Rather like the progression of the primate to primitive human and thence to homo sapiens, some industry pundits are now pushing this latest development in the disaster recovery chain of evolution: IT service continuity management. Whether this new concept adds much value remains to be seen, but it has the merit of being simple.

It is just the addition of IT disaster recovery and high-availability management, the idea being that this combination will provide a new foundation for business resilience, provided by IT operations. So, let’s take it apart and see what the pundits have put inside.

The combination may be simple, but the contents can be complex. Pundits include software-defined anything (SDx) features in different instances such as the software-defined data centre, storage, and more, taking a “Hype Cycle” report from Gartner as an example.

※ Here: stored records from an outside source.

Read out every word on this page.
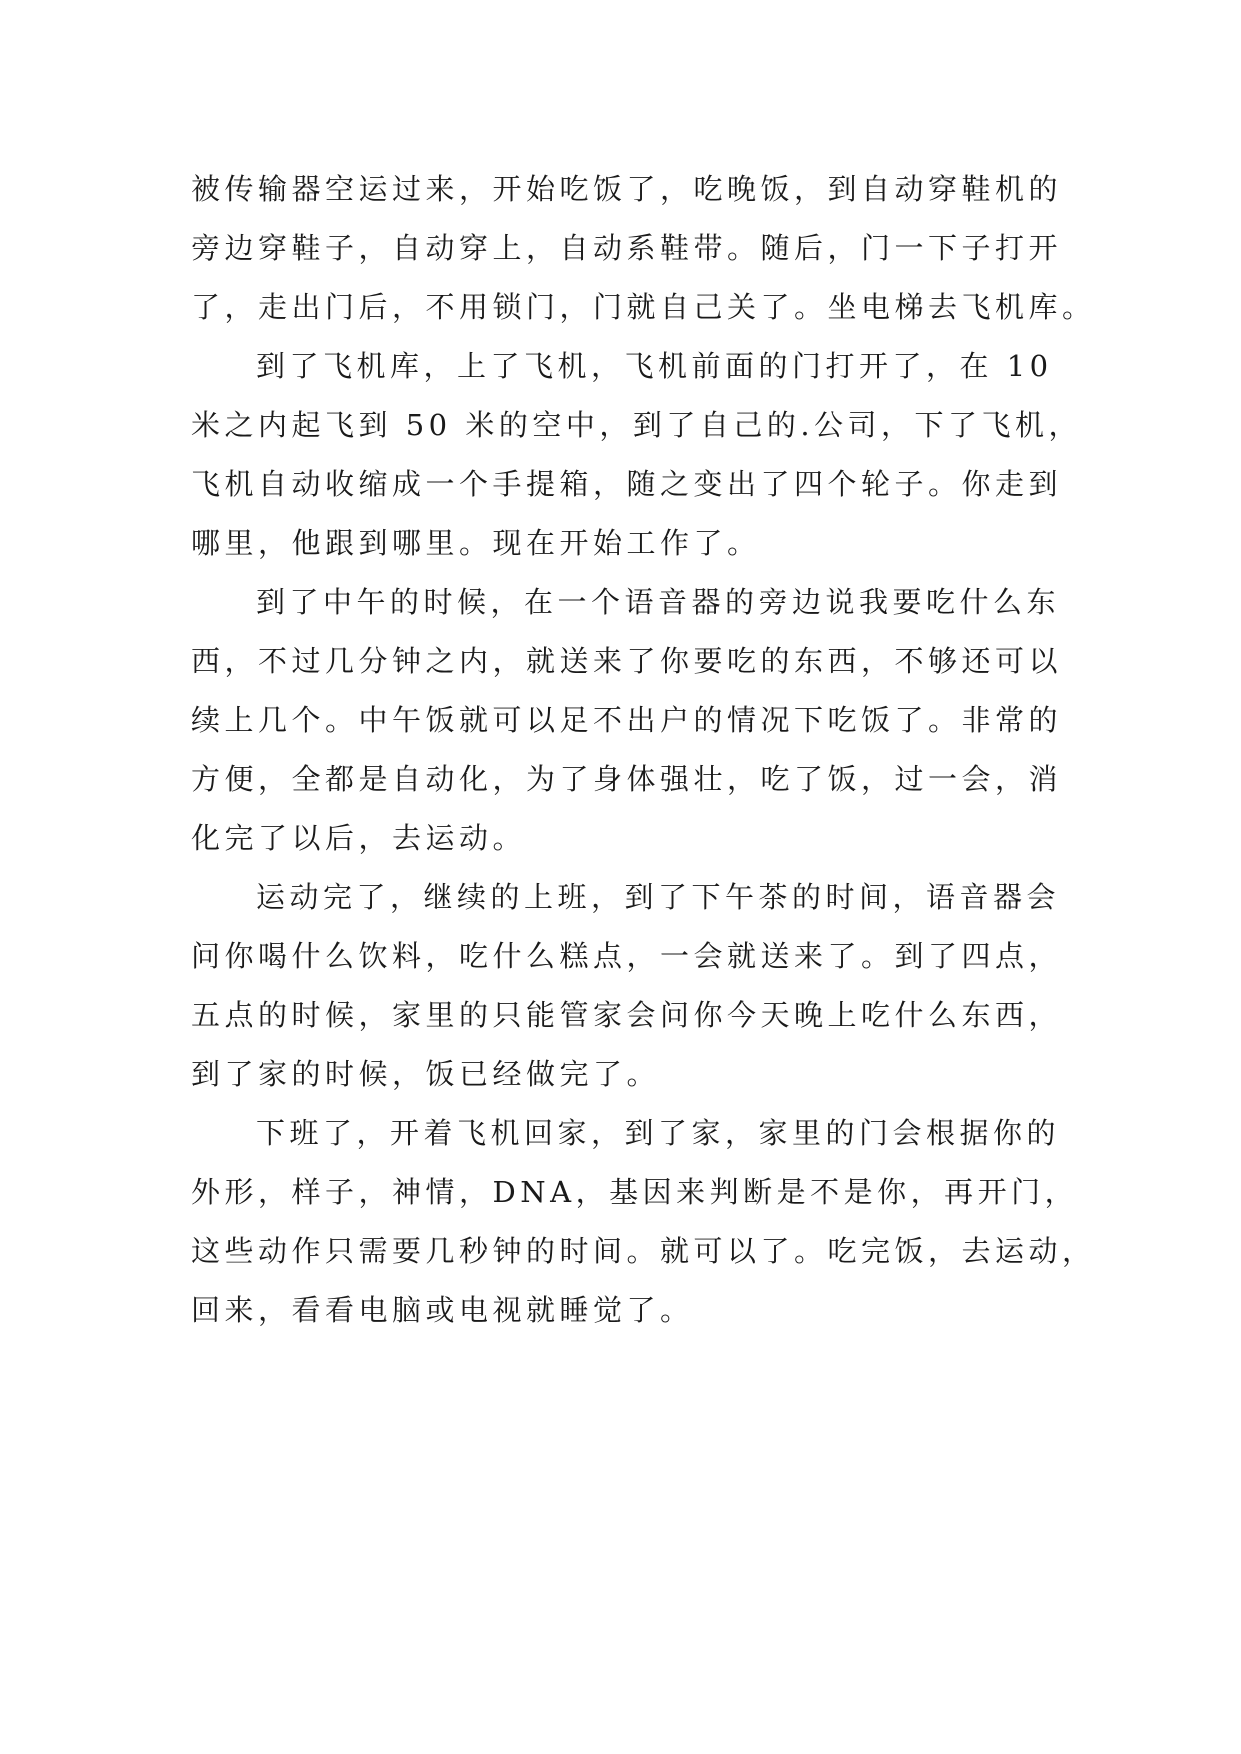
被传输器空运过来，开始吃饭了，吃晚饭，到自动穿鞋机的
旁边穿鞋子，自动穿上，自动系鞋带。随后，门一下子打开
了，走出门后，不用锁门，门就自己关了。坐电梯去飞机库。
到了飞机库，上了飞机，飞机前面的门打开了，在 10
米之内起飞到 50 米的空中，到了自己的.公司，下了飞机，
飞机自动收缩成一个手提箱，随之变出了四个轮子。你走到
哪里，他跟到哪里。现在开始工作了。
到了中午的时候，在一个语音器的旁边说我要吃什么东
西，不过几分钟之内，就送来了你要吃的东西，不够还可以
续上几个。中午饭就可以足不出户的情况下吃饭了。非常的
方便，全都是自动化，为了身体强壮，吃了饭，过一会，消
化完了以后，去运动。
运动完了，继续的上班，到了下午茶的时间，语音器会
问你喝什么饮料，吃什么糕点，一会就送来了。到了四点，
五点的时候，家里的只能管家会问你今天晚上吃什么东西，
到了家的时候，饭已经做完了。
下班了，开着飞机回家，到了家，家里的门会根据你的
外形，样子，神情，DNA，基因来判断是不是你，再开门，
这些动作只需要几秒钟的时间。就可以了。吃完饭，去运动，
回来，看看电脑或电视就睡觉了。
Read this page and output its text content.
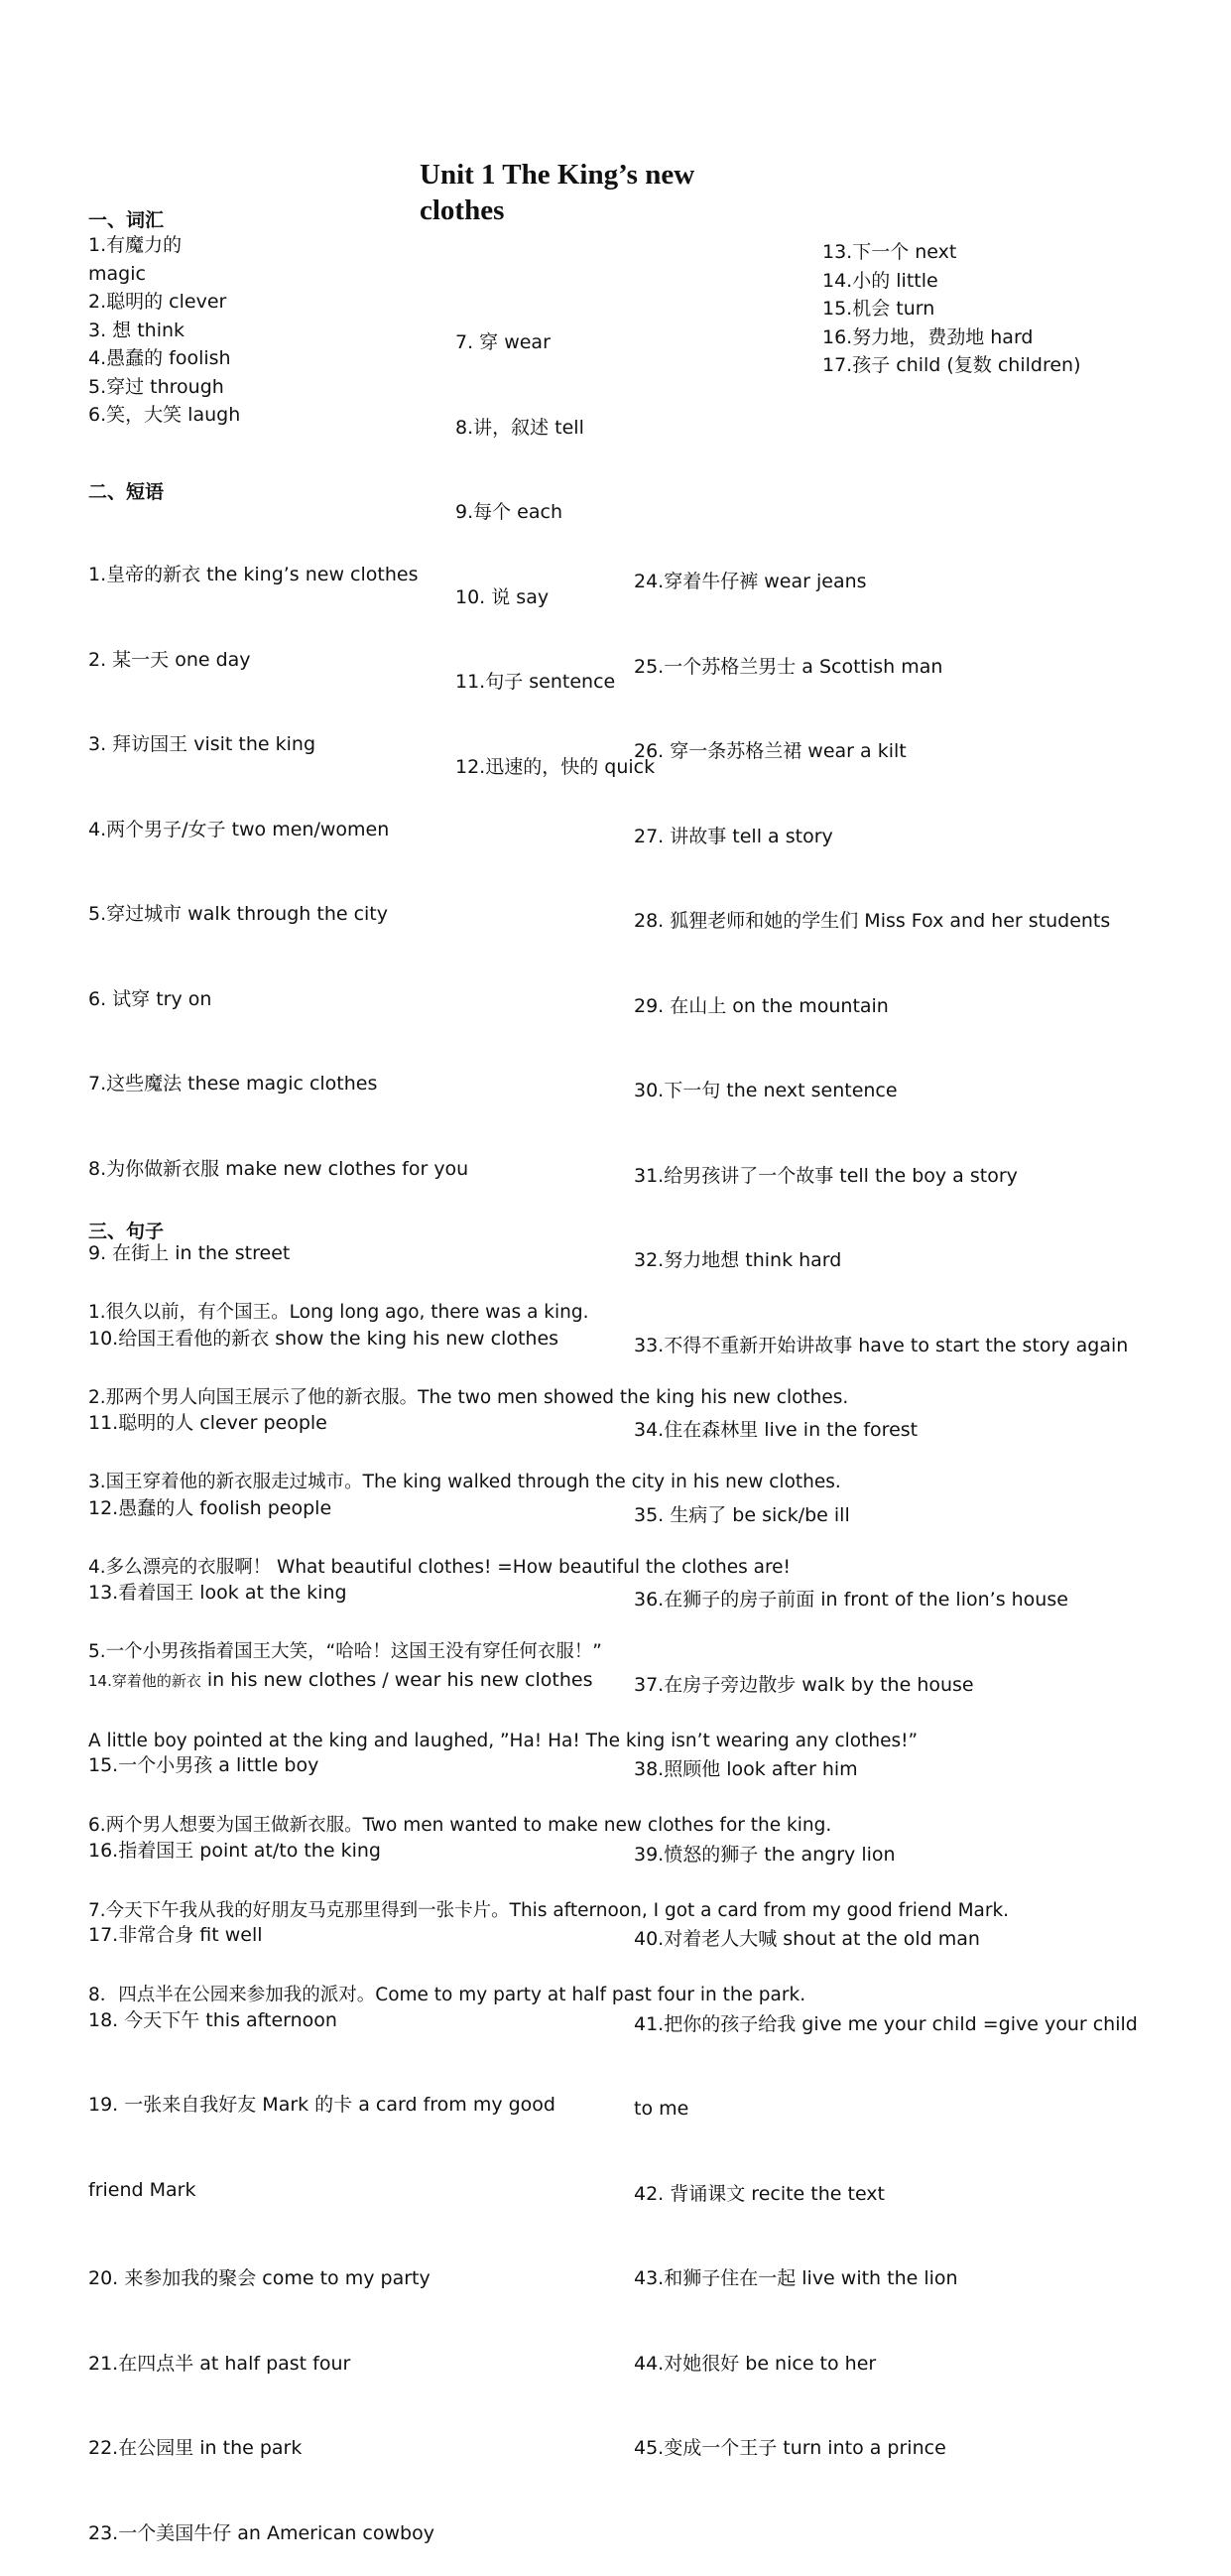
Unit 1 The King’s new clothes
一、词汇
1.有魔力的
magic
2.聪明的 clever
3. 想 think
4.愚蠢的 foolish
5.穿过 through
6.笑，大笑 laugh

7. 穿 wear

8.讲，叙述 tell

9.每个 each

10. 说 say

11.句子 sentence

12.迅速的，快的 quick

13.下一个 next
14.小的 little
15.机会 turn
16.努力地，费劲地 hard
17.孩子 child (复数 children)
二、短语

1.皇帝的新衣 the king’s new clothes

2. 某一天 one day

3. 拜访国王 visit the king

4.两个男子/女子 two men/women

5.穿过城市 walk through the city

6. 试穿 try on

7.这些魔法 these magic clothes

8.为你做新衣服 make new clothes for you

9. 在街上 in the street

10.给国王看他的新衣 show the king his new clothes

11.聪明的人 clever people

12.愚蠢的人 foolish people

13.看着国王 look at the king

14.穿着他的新衣 in his new clothes / wear his new clothes

15.一个小男孩 a little boy

16.指着国王 point at/to the king

17.非常合身 fit well

18. 今天下午 this afternoon

19. 一张来自我好友 Mark 的卡 a card from my good

friend Mark

20. 来参加我的聚会 come to my party

21.在四点半 at half past four

22.在公园里 in the park

23.一个美国牛仔 an American cowboy

24.穿着牛仔裤 wear jeans

25.一个苏格兰男士 a Scottish man

26. 穿一条苏格兰裙 wear a kilt

27. 讲故事 tell a story

28. 狐狸老师和她的学生们 Miss Fox and her students

29. 在山上 on the mountain

30.下一句 the next sentence

31.给男孩讲了一个故事 tell the boy a story

32.努力地想 think hard

33.不得不重新开始讲故事 have to start the story again

34.住在森林里 live in the forest

35. 生病了 be sick/be ill

36.在狮子的房子前面 in front of the lion’s house

37.在房子旁边散步 walk by the house

38.照顾他 look after him

39.愤怒的狮子 the angry lion

40.对着老人大喊 shout at the old man

41.把你的孩子给我 give me your child =give your child

to me

42. 背诵课文 recite the text

43.和狮子住在一起 live with the lion

44.对她很好 be nice to her

45.变成一个王子 turn into a prince

三、句子

1.很久以前，有个国王。Long long ago, there was a king.

2.那两个男人向国王展示了他的新衣服。The two men showed the king his new clothes.

3.国王穿着他的新衣服走过城市。The king walked through the city in his new clothes.

4.多么漂亮的衣服啊！ What beautiful clothes! =How beautiful the clothes are!

5.一个小男孩指着国王大笑，“哈哈！这国王没有穿任何衣服！”

A little boy pointed at the king and laughed, ”Ha! Ha! The king isn’t wearing any clothes!”

6.两个男人想要为国王做新衣服。Two men wanted to make new clothes for the king.

7.今天下午我从我的好朋友马克那里得到一张卡片。This afternoon, I got a card from my good friend Mark.

8．四点半在公园来参加我的派对。Come to my party at half past four in the park.
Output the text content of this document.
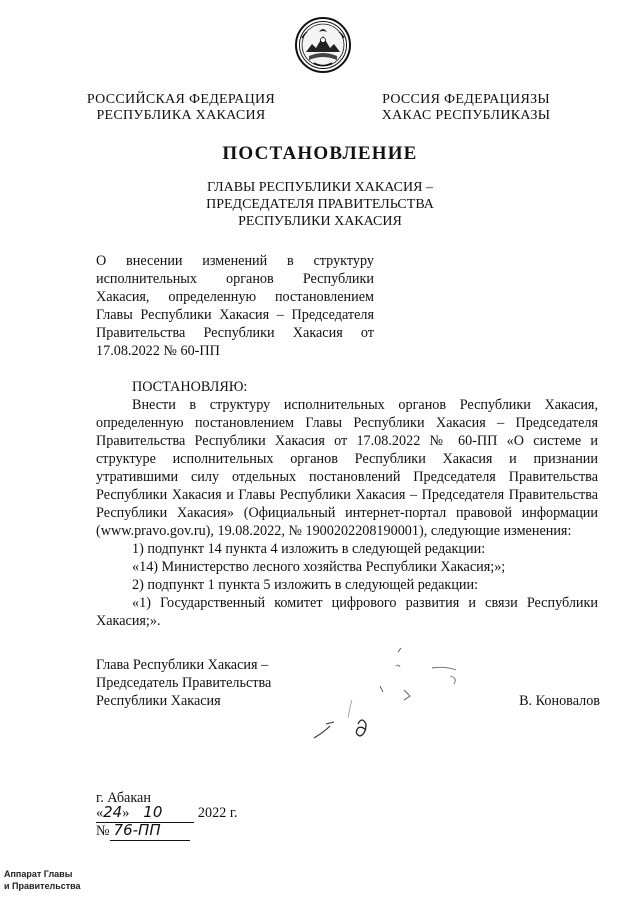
РОССИЙСКАЯ ФЕДЕРАЦИЯ
РЕСПУБЛИКА ХАКАСИЯ
РОССИЯ ФЕДЕРАЦИЯЗЫ
ХАКАС РЕСПУБЛИКАЗЫ
ПОСТАНОВЛЕНИЕ
ГЛАВЫ РЕСПУБЛИКИ ХАКАСИЯ –
ПРЕДСЕДАТЕЛЯ ПРАВИТЕЛЬСТВА
РЕСПУБЛИКИ ХАКАСИЯ
О внесении изменений в структуру исполнительных органов Республики Хакасия, определенную постановлением Главы Республики Хакасия – Председателя Правительства Республики Хакасия от 17.08.2022 № 60-ПП

ПОСТАНОВЛЯЮ:

Внести в структуру исполнительных органов Республики Хакасия, определенную постановлением Главы Республики Хакасия – Председателя Правительства Республики Хакасия от 17.08.2022 № 60-ПП «О системе и структуре исполнительных органов Республики Хакасия и признании утратившими силу отдельных постановлений Председателя Правительства Республики Хакасия и Главы Республики Хакасия – Председателя Правительства Республики Хакасия» (Официальный интернет-портал правовой информации (www.pravo.gov.ru), 19.08.2022, № 1900202208190001), следующие изменения:

1) подпункт 14 пункта 4 изложить в следующей редакции:

«14) Министерство лесного хозяйства Республики Хакасия;»;

2) подпункт 1 пункта 5 изложить в следующей редакции:

«1) Государственный комитет цифрового развития и связи Республики Хакасия;».

Глава Республики Хакасия –
Председатель Правительства
Республики Хакасия	В. Коновалов
г. Абакан
«24» 10	2022 г.
№ 76-ПП
Аппарат Главы
и Правительства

Cloud also crops up, here, there, and everywhere, in public and private emanations, while emerging technologies like containers are also present. There is also a heavy sprinkling of buzz words and phrases, including pace-layered application strategy and disaggregated systems (aka fabric-based computers.) DevOps also rears its head.

But is it necessary to make such a mountain out of a molehill, although we would certainly not belittle the importance of either disaster recovery or high availability. It’s just that there is a simpler definition that might save time and energy.

High availability is for IT components and systems that should work all the time, although if they don’t, they won’t cause the business as a whole to crash. IT disaster recovery is for IT components and systems that MUST work all the time, because their failure has an immediate catastrophic effect on the business.

Overly simplistic? Perhaps, but at least it helps to keep fundamental priorities clear, and lets us see the wood for the trees, so to speak.